The differing forecasts for the BoE and ECB may affect the EUR/GBP exchange rate. A BoE rate cut could pressure the pound downward, while the ECB’s steady stance might bolster the euro, particularly if euro area data solidifies.
In the near term, EUR/GBP may rise, though potential increases might be limited if rate cut risks from Frankfurt remain a market concern later in the year.
We see a split emerging between the Bank of England (BoE) and the European Central Bank (ECB) in the near term. The BoE is expected to cut interest rates again this week, while the ECB is likely done with its own easing cycle. This divergence is the primary factor traders should be watching right now.

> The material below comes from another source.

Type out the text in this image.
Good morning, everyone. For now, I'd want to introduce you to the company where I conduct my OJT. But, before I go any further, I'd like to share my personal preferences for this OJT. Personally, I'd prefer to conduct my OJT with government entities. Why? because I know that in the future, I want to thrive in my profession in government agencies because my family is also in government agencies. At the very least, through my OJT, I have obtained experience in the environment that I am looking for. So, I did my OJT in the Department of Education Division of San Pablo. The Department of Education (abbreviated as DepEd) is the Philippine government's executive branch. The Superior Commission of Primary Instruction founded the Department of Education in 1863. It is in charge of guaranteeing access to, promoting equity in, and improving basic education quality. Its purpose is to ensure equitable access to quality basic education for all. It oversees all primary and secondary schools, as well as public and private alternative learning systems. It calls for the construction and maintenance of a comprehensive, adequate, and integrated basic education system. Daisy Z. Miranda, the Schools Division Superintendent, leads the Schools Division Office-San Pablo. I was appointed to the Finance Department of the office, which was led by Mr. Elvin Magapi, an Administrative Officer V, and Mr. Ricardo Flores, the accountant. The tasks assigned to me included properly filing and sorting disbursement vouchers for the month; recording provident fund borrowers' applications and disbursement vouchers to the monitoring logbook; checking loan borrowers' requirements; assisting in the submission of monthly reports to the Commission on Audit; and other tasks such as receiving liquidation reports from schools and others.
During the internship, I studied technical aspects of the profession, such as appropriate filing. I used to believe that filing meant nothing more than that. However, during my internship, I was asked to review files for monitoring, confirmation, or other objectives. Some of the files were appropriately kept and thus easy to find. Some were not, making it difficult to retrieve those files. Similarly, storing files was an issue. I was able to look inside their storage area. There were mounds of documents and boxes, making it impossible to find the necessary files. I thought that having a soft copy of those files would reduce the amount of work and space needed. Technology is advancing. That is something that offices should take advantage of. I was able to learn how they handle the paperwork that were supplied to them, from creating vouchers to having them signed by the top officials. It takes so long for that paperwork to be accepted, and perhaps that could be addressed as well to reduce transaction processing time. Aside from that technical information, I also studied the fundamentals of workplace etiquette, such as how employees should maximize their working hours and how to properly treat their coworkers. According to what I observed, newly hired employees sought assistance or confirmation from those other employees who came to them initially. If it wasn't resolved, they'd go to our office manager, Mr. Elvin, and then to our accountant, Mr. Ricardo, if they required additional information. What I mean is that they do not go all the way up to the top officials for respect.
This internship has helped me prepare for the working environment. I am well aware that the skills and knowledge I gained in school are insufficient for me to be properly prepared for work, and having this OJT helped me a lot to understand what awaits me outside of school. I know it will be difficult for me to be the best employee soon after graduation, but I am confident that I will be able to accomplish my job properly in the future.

Impact on Currency Exchange
The expected BoE cut to 4.00% on Thursday comes as no surprise, as it would be the fifth reduction in this cycle. Recent data supports this move, with the UK’s July CPI, released last month, coming in at 2.1% and retail sales showing a 0.5% contraction. This confirms that domestic demand is slowing and inflation continues to cool.
Conversely, we now believe the ECB will hold its rates steady, signaling an end to its easing phase. The Eurozone’s latest Composite PMI reading for July edged up to 51.2, marking four straight months of expansion and showing economic resilience. This, along with a more confident tone from officials following the recent EU-U.S. trade agreement, supports a pause.
This type of policy split is something we have seen before, particularly in the years following the 2016 Brexit referendum. Looking back, that period showed how differing economic outlooks can lead to sustained trends in currency pairs. History suggests that when these two central banks move in opposite directions, the effect on exchange rates can be significant.
For derivative traders, this points towards positioning for a stronger euro against the pound in the coming weeks. The most direct play is on the EUR/GBP exchange rate drifting higher. A BoE rate cut should weigh on the pound, while a stable ECB provides a floor for the euro.
A practical strategy could involve buying call options on EUR/GBP to profit from the expected upward move. This allows traders to capitalize on the potential price drift while defining their maximum risk to the premium paid. This is especially relevant with the BoE decision happening this week, which could be the catalyst for the move.